Reconhecimento na Holanda
Em entrevista por ocasião dos seus 90 anos em maio deste ano, já Rentes de Carvalho
tinha feito comentários sobre o perfil dos portugueses quando se lhe recordou uma frase
do seu livro Pó, Cinza e Recordações em que afirmava "Se estou em Portugal, torna-
se-me difícil ser severo." A resposta que deu foi a seguinte: "Quando estou em
Portugal, dá-me mais pena o confronto com o que vai mal, a ingénua ou fingida
docilidade com que o povo se deixa enganar, a confiança que continua a ter no jeito e na
cunha, do que resulta uma sociedade que não acredita no poder que tem e por desleixo
ou preguiça acomoda-se na passividade, iludindo-se de que o passo de caracol também é
um avanço."

Quanto às críticas oficiais portuguesas [de António Costa] sobre afirmações severas
contra Portugal por um ministro holandês, o escritor foi claro: "De modo geral, as
explosões verbais dos políticos não podem ser levadas a sério, menos ainda neste
caso em que o sentimento de 'repugnância' era um efeito teatral dirigido à plateia, pois
quando se sentam à mesa para tomar decisões todos eles sabem que não manda quem
mais berra a exigir, mas quem tem a carteira na mão e nos dedos o poder de desapertar
os cordões."

Uma coisa é certa, Rentes de Carvalho vive na Holanda há muitos anos e não sente
algum constrangimento em relação ao português que existe em si: "Bem ao
contrário. Faça a busca do meu nome no Google, verá que as entradas holandesas
excedem as portuguesas.

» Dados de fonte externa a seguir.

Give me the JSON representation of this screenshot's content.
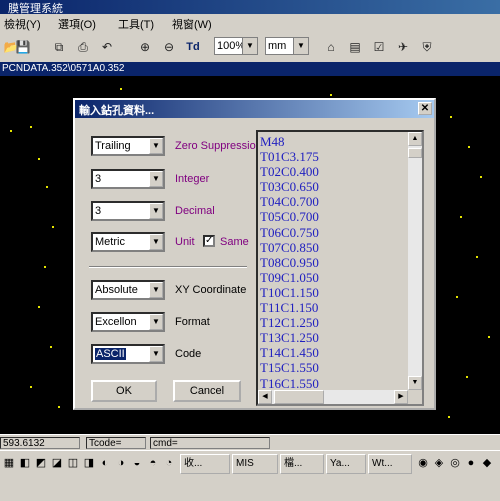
{
  "window": {
    "title": "膜管理系統"
  },
  "menu": [
    "檢視(Y)",
    "選項(O)",
    "工具(T)",
    "視窗(W)"
  ],
  "toolbar": {
    "zoom": "100%",
    "unit": "mm",
    "td_label": "Td"
  },
  "document": {
    "title": "PCNDATA.352\\0571A0.352"
  },
  "dialog": {
    "title": "輸入鉆孔資料...",
    "zero_suppression": {
      "value": "Trailing",
      "label": "Zero Suppression"
    },
    "integer": {
      "value": "3",
      "label": "Integer"
    },
    "decimal": {
      "value": "3",
      "label": "Decimal"
    },
    "unit": {
      "value": "Metric",
      "label": "Unit",
      "same_label": "Same",
      "same_checked": true
    },
    "xy": {
      "value": "Absolute",
      "label": "XY Coordinate"
    },
    "format": {
      "value": "Excellon",
      "label": "Format"
    },
    "code": {
      "value": "ASCII",
      "label": "Code"
    },
    "ok": "OK",
    "cancel": "Cancel",
    "lines": [
      "M48",
      "T01C3.175",
      "T02C0.400",
      "T03C0.650",
      "T04C0.700",
      "T05C0.700",
      "T06C0.750",
      "T07C0.850",
      "T08C0.950",
      "T09C1.050",
      "T10C1.150",
      "T11C1.150",
      "T12C1.250",
      "T13C1.250",
      "T14C1.450",
      "T15C1.550",
      "T16C1.550"
    ]
  },
  "status": {
    "coord": "593.6132",
    "tcode": "Tcode=",
    "cmd": "cmd="
  },
  "taskbar": [
    "收...",
    "MIS",
    "檔...",
    "Ya...",
    "Wt..."
  ],
  "colors": {
    "title_blue": "#0a246a",
    "pad_yellow": "#e4e400",
    "text_blue": "#2020c0",
    "label_purple": "#800080"
  }
}
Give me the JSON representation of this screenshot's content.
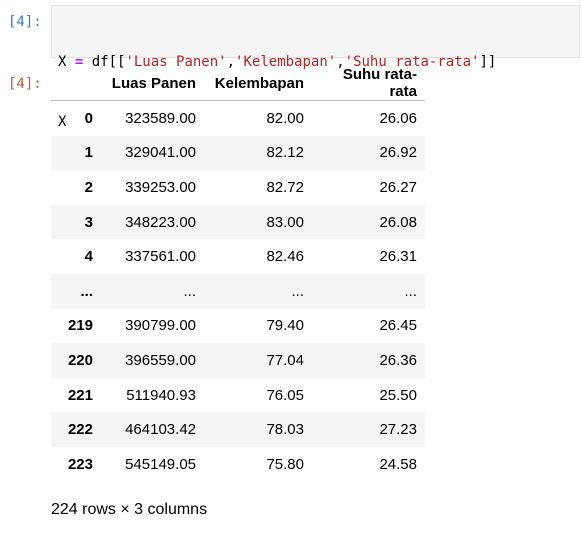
{
  "input_prompt": "[4]:",
  "output_prompt": "[4]:",
  "code": {
    "line1": [
      {
        "t": "name",
        "v": "X "
      },
      {
        "t": "op",
        "v": "="
      },
      {
        "t": "name",
        "v": " df[["
      },
      {
        "t": "str",
        "v": "'Luas Panen'"
      },
      {
        "t": "name",
        "v": ","
      },
      {
        "t": "str",
        "v": "'Kelembapan'"
      },
      {
        "t": "name",
        "v": ","
      },
      {
        "t": "str",
        "v": "'Suhu rata-rata'"
      },
      {
        "t": "name",
        "v": "]]"
      }
    ],
    "line2": "X"
  },
  "table": {
    "columns": [
      "",
      "Luas Panen",
      "Kelembapan",
      "Suhu rata-rata"
    ],
    "rows": [
      [
        "0",
        "323589.00",
        "82.00",
        "26.06"
      ],
      [
        "1",
        "329041.00",
        "82.12",
        "26.92"
      ],
      [
        "2",
        "339253.00",
        "82.72",
        "26.27"
      ],
      [
        "3",
        "348223.00",
        "83.00",
        "26.08"
      ],
      [
        "4",
        "337561.00",
        "82.46",
        "26.31"
      ],
      [
        "...",
        "...",
        "...",
        "..."
      ],
      [
        "219",
        "390799.00",
        "79.40",
        "26.45"
      ],
      [
        "220",
        "396559.00",
        "77.04",
        "26.36"
      ],
      [
        "221",
        "511940.93",
        "76.05",
        "25.50"
      ],
      [
        "222",
        "464103.42",
        "78.03",
        "27.23"
      ],
      [
        "223",
        "545149.05",
        "75.80",
        "24.58"
      ]
    ]
  },
  "footer": "224 rows × 3 columns"
}
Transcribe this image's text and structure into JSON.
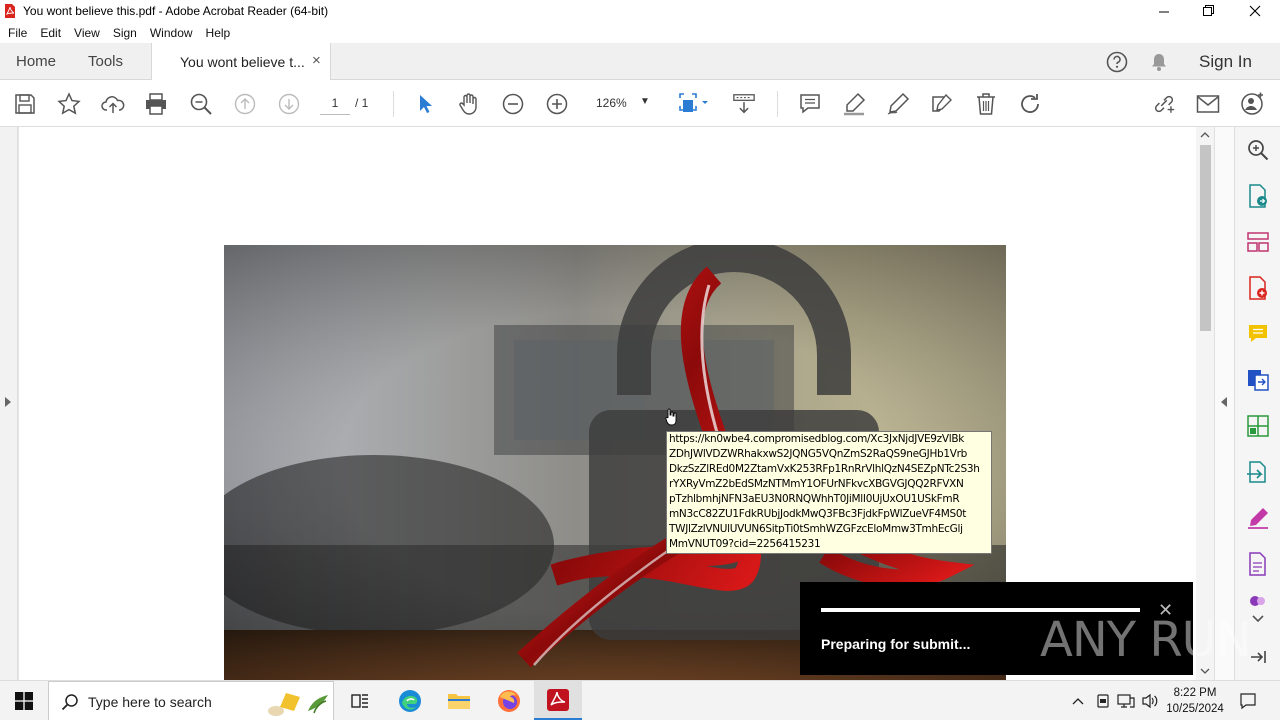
{
  "window": {
    "title": "You wont believe this.pdf - Adobe Acrobat Reader (64-bit)"
  },
  "menu": [
    "File",
    "Edit",
    "View",
    "Sign",
    "Window",
    "Help"
  ],
  "tabs": {
    "home": "Home",
    "tools": "Tools",
    "document": "You wont believe t...",
    "close": "×",
    "sign_in": "Sign In"
  },
  "toolbar": {
    "page_current": "1",
    "page_total": "/  1",
    "zoom": "126%"
  },
  "tooltip": {
    "lines": [
      "https://kn0wbe4.compromisedblog.com/Xc3JxNjdJVE9zVlBk",
      "ZDhJWlVDZWRhakxwS2JQNG5VQnZmS2RaQS9neGJHb1Vrb",
      "DkzSzZlREd0M2ZtamVxK253RFp1RnRrVlhlQzN4SEZpNTc2S3h",
      "rYXRyVmZ2bEdSMzNTMmY1OFUrNFkvcXBGVGJQQ2RFVXN",
      "pTzhlbmhjNFN3aEU3N0RNQWhhT0JiMlI0UjUxOU1USkFmR",
      "mN3cC82ZU1FdkRUbjJodkMwQ3FBc3FjdkFpWlZueVF4MS0t",
      "TWJlZzlVNUlUVUN6SitpTi0tSmhWZGFzcEloMmw3TmhEcGlj",
      "MmVNUT09?cid=2256415231"
    ]
  },
  "notification": {
    "text": "Preparing for submit...",
    "close": "✕",
    "progress": 1.0
  },
  "watermark": "ANY RUN",
  "taskbar": {
    "search_placeholder": "Type here to search",
    "time": "8:22 PM",
    "date": "10/25/2024"
  },
  "colors": {
    "acrobat_red": "#c1121f",
    "accent_blue": "#2b7cd3",
    "tooltip_bg": "#ffffe1"
  }
}
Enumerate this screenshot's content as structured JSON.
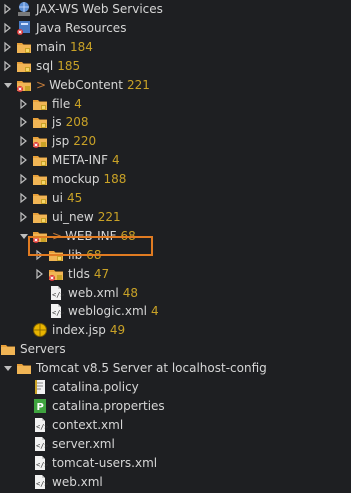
{
  "rows": [
    {
      "label": "JAX-WS Web Services",
      "count": "",
      "gt": false,
      "indent": 0,
      "tw": "closed",
      "icon": "ws"
    },
    {
      "label": "Java Resources",
      "count": "",
      "gt": false,
      "indent": 0,
      "tw": "closed",
      "icon": "jres"
    },
    {
      "label": "main",
      "count": "184",
      "gt": false,
      "indent": 0,
      "tw": "closed",
      "icon": "folder-pkg"
    },
    {
      "label": "sql",
      "count": "185",
      "gt": false,
      "indent": 0,
      "tw": "closed",
      "icon": "folder-pkg"
    },
    {
      "label": "WebContent",
      "count": "221",
      "gt": true,
      "indent": 0,
      "tw": "open",
      "icon": "folder-err"
    },
    {
      "label": "file",
      "count": "4",
      "gt": false,
      "indent": 1,
      "tw": "closed",
      "icon": "folder-pkg"
    },
    {
      "label": "js",
      "count": "208",
      "gt": false,
      "indent": 1,
      "tw": "closed",
      "icon": "folder-pkg"
    },
    {
      "label": "jsp",
      "count": "220",
      "gt": false,
      "indent": 1,
      "tw": "closed",
      "icon": "folder-err"
    },
    {
      "label": "META-INF",
      "count": "4",
      "gt": false,
      "indent": 1,
      "tw": "closed",
      "icon": "folder-pkg"
    },
    {
      "label": "mockup",
      "count": "188",
      "gt": false,
      "indent": 1,
      "tw": "closed",
      "icon": "folder-pkg"
    },
    {
      "label": "ui",
      "count": "45",
      "gt": false,
      "indent": 1,
      "tw": "closed",
      "icon": "folder-pkg"
    },
    {
      "label": "ui_new",
      "count": "221",
      "gt": false,
      "indent": 1,
      "tw": "closed",
      "icon": "folder-pkg"
    },
    {
      "label": "WEB-INF",
      "count": "68",
      "gt": true,
      "indent": 1,
      "tw": "open",
      "icon": "folder-err"
    },
    {
      "label": "lib",
      "count": "68",
      "gt": false,
      "indent": 2,
      "tw": "closed",
      "icon": "folder-pkg"
    },
    {
      "label": "tlds",
      "count": "47",
      "gt": false,
      "indent": 2,
      "tw": "closed",
      "icon": "folder-err"
    },
    {
      "label": "web.xml",
      "count": "48",
      "gt": false,
      "indent": 2,
      "tw": "none",
      "icon": "xml"
    },
    {
      "label": "weblogic.xml",
      "count": "4",
      "gt": false,
      "indent": 2,
      "tw": "none",
      "icon": "xml"
    },
    {
      "label": "index.jsp",
      "count": "49",
      "gt": false,
      "indent": 1,
      "tw": "none",
      "icon": "jsp"
    },
    {
      "label": "Servers",
      "count": "",
      "gt": false,
      "indent": -1,
      "tw": "none",
      "icon": "folder-plain"
    },
    {
      "label": "Tomcat v8.5 Server at localhost-config",
      "count": "",
      "gt": false,
      "indent": 0,
      "tw": "open",
      "icon": "folder-plain"
    },
    {
      "label": "catalina.policy",
      "count": "",
      "gt": false,
      "indent": 1,
      "tw": "none",
      "icon": "policy"
    },
    {
      "label": "catalina.properties",
      "count": "",
      "gt": false,
      "indent": 1,
      "tw": "none",
      "icon": "props"
    },
    {
      "label": "context.xml",
      "count": "",
      "gt": false,
      "indent": 1,
      "tw": "none",
      "icon": "xml"
    },
    {
      "label": "server.xml",
      "count": "",
      "gt": false,
      "indent": 1,
      "tw": "none",
      "icon": "xml"
    },
    {
      "label": "tomcat-users.xml",
      "count": "",
      "gt": false,
      "indent": 1,
      "tw": "none",
      "icon": "xml"
    },
    {
      "label": "web.xml",
      "count": "",
      "gt": false,
      "indent": 1,
      "tw": "none",
      "icon": "xml"
    }
  ],
  "highlight_label": "lib",
  "colors": {
    "background": "#1e1f22",
    "text": "#d6d6d6",
    "count": "#c9a227",
    "highlight": "#e07b22"
  }
}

Perdoe a involuntária vaidade a que me obriga: na Holanda
consideram-me um escritor holandês e têm honra nisso, ao longo dos muitos anos tanto
as pessoas, como as autoridades, os políticos, os burgomestres de Amesterdão, ministros
de vários governos e a própria Família Real, sempre me acolheram com excecionais
provas de carinho e cordialidade. Ainda no Google, procure no Arquivo de Amesterdão
- Stadsarchief Amsterdam - Rentes de Carvalho e verá que a cidade lá guarda o meu
retrato entre os que se orgulha de que nela vivem, trabalham e contam."

Se estas palavras se cumprirem para uma parte dos 2841 portugueses que
buscaram a sorte na Holanda em 2019, então foi uma aposta ganha.